Perhaps the largest theme of William Golding's Lord of the Flies is that of the nature of human instinct and the dark impulses that seem to lurk beneath our carefully constructed social masks. Golding executes this theme by detailing the transformation of a group of young boys who are left stranded alone on an island, conveying their descent from innocent children into bloodthirsty savages.
This dynamic is particularly highlighted through the presence of Ralph--the boy who first assumes the role of leadership--and Jack--the boy who starts a coup that separates the tribe into rivaling factions. While Ralph represents civility and order, Jack symbolizes the thirst for power and the depravity of mankind. The separation of the tribes, the creation of an imagined beast who terrorizes the island, and the eventual murder of Piggy and Simon all suggest that human goodness is an illusion, one that barely masks the truth of what lies beneath: the impulse to seek control, to subjugate others, and to resort to cruelty as a means of serving one's personal interests.
The themes of Lord of the Flies are classic, not clich`e. It is clearly a story of good vs. evil, and the conflict between the boys and nature speaks volumes about human nature and the social contract in modern society.
Readers do not often discuss the phenomenon of mob psychology as it relates to the choir/hunters and the deaths of Simon and Piggy. How do their words, actions, and habits support anonymity as part of a mob? Does it pardon their actions?
A good theme statement for Lord of the Flies would be as follows: innocence is an illusion and human nature tends toward evil. Children are thought to be innocent and good, but when the kids from the novel are stranded, they end up tormenting and murdering each other.
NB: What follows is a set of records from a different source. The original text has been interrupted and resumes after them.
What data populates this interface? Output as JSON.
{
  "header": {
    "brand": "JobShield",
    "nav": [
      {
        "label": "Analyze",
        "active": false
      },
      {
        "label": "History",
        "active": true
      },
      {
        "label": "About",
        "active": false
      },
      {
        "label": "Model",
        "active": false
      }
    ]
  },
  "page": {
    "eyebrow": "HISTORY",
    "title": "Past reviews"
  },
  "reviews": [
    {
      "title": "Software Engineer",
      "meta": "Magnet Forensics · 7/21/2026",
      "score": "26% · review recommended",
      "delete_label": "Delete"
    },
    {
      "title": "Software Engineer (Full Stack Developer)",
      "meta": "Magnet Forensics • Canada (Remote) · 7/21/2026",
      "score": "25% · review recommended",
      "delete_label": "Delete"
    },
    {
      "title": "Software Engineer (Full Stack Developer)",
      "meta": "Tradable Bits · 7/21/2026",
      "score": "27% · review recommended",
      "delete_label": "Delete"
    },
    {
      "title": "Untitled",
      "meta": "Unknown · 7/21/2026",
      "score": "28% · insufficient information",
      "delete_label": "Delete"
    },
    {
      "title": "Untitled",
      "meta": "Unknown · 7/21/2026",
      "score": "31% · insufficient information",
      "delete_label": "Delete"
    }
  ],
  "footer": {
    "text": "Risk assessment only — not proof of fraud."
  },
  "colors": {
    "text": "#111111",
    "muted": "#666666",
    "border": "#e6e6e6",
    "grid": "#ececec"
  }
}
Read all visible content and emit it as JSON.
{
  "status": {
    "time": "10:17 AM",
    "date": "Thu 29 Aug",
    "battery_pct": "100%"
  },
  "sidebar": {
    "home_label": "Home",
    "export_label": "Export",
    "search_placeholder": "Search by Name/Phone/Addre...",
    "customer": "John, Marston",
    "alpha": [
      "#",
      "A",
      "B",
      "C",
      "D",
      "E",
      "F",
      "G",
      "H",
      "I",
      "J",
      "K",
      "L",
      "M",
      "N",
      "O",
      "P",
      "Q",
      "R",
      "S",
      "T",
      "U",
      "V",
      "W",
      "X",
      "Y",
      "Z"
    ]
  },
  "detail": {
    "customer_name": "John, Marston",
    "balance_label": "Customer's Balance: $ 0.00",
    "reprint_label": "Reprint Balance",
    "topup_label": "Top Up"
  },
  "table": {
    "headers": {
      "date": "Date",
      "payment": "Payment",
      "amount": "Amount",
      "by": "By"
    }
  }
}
While they start out in an organized way, the ever important power struggle erupts between the two leaders (Ralph and Jack) and then quickly effects all the other boys.
Readers must remember that Golding wrote LOTF in response to horrible things that he had experienced in the Navy during WWII. Golding's novel serves as a harsh commentary on the weakness of humanity and the rotting effect of power. Golding's young characters crash land on a virtual garden of Eden, but by the time they leave they have turned the island into a gutted, flaming Hell.